ENTRETIEN AVEC ALAIN MALEK

Avec sa décennie d’expérience sur la zone, Alain Malek ferait presque figure de dinosaure à l’échelle des avocats d’affaires actifs en Afrique francophone. Responsable de cette région au sein du cabinet Norton Rose, il revient sur l’évolution du métier d’avocat d’affaires en Afrique… et sur son avenir.

J.A. : Paris reste-t-elle la place la plus adaptée pour exercer sur l’Afrique francophone ?

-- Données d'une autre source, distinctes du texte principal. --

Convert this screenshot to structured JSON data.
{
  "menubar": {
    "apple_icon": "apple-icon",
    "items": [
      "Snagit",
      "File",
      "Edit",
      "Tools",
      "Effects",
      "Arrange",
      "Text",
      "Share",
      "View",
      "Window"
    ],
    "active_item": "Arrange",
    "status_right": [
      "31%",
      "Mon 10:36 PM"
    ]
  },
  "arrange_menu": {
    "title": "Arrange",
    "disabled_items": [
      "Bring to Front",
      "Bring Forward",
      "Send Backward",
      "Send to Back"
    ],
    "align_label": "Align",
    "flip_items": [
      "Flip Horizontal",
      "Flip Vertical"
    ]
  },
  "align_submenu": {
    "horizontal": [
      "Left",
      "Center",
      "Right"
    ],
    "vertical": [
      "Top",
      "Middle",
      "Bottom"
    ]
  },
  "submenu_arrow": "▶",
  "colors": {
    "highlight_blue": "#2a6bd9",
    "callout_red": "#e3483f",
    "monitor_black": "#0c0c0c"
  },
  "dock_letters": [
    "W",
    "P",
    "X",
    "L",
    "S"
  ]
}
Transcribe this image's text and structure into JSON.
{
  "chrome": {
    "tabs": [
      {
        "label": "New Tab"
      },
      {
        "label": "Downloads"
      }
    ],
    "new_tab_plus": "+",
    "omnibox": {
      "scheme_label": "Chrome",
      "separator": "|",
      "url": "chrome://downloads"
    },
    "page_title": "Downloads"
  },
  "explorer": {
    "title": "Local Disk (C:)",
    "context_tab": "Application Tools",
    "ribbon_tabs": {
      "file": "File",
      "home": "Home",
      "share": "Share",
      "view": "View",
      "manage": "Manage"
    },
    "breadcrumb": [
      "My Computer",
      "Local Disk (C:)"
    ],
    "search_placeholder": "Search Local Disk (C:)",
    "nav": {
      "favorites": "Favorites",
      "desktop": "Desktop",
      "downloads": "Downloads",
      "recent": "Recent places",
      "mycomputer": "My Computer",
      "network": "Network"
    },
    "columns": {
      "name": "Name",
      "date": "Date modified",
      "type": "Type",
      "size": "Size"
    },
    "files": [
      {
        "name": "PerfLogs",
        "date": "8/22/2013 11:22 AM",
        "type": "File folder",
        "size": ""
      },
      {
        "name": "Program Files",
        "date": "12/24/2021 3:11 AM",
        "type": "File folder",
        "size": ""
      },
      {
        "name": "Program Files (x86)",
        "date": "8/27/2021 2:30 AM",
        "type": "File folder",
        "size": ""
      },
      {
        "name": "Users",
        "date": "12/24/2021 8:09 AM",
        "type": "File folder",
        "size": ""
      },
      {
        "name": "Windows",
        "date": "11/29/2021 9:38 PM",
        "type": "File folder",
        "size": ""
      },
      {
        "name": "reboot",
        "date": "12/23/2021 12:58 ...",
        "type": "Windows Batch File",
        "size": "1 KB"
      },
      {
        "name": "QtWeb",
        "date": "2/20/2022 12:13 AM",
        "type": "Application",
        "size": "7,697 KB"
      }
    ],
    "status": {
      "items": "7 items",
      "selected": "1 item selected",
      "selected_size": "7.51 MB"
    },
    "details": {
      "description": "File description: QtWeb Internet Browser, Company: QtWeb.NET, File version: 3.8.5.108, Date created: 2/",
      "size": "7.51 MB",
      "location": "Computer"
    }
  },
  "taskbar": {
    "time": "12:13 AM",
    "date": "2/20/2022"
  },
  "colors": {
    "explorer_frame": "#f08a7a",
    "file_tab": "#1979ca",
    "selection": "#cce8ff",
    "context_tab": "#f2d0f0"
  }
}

Alain Malek : Effectivement, le réflexe d’un investisseur asiatique, moyen-oriental ou occidental quand il veut investir en Afrique francophone, c’est plutôt d’aller vers Paris. C’est moins vrai pour le Maghreb et pas du tout dans le cas des dossiers Sud-Sud. Notre équipe à Casablanca a consacré environ 20 % de son temps, ces douze derniers mois, à l’accompagnement d’entreprises marocaines en Afrique subsaharienne. Pour les dossiers miniers, où l’anglais est la norme, beaucoup d’investisseurs internationaux sollicitent leur cabinet anglo-saxon.

Plusieurs cabinets internationaux se sont installés à Casablanca. Pourquoi ?

Il y a deux explications. Premièrement, l’existence d’un véritable marché domestique demandeur d’une expertise internationale et prêt à en payer le prix. Deuxièmement, la présence d’un environnement réglementaire sophistiqué, stable et lisible. Dans les ministères, on trouve désormais des hauts fonctionnaires qui comprennent le besoin d’un environnement propice à l’investissement.

La croissance du continent va-t-elle pousser les cabinets à s’implanter en Afrique subsaharienne ?

La réflexion est enclenchée. Certains pays ont un marché domestique attractif et, en plus, il est facilement envisageable de rayonner sur les États voisins, contrairement au Maghreb, où les économies sont plus cloisonnées. Les plus réactifs vont sauter le pas. Au Sénégal, en Côte d’Ivoire ou en RD Congo, les voyants sont en train de passer au vert.

Les entreprises africaines vous sollicitent-elles ?

Effectivement. Quand une entreprise décide de se projeter hors de ses frontières, elle a en général compris qu’elle devait être accompagnée par un cabinet répondant à des critères internationaux. Ceux qui n’en sont pas convaincus sont souvent encore tournés vers leur marché national, où ils ont le sentiment d’être protégés car ils maîtrisent l’environnement.

Les cabinets locaux très structurés sont encore peu nombreux. Les internationaux ont-ils un rôle à jouer pour les aider à monter en gamme ?

En Afrique francophone, la différence majeure n’est pas sur la rigueur et la qualité individuelle, elle est plutôt sur la flexibilité linguistique anglais-français, le fonds documentaire, l’organisation et la capacité à établir une norme pour un service donné, ce que les cabinets locaux, à quelques exceptions, ne font pas encore. Comme ce fut le cas en Europe continentale il y a un peu plus de vingt ans, à l’arrivée des cabinets anglo-saxons, la montée en gamme se fera surtout par l’intégration à des réseaux mondiaux.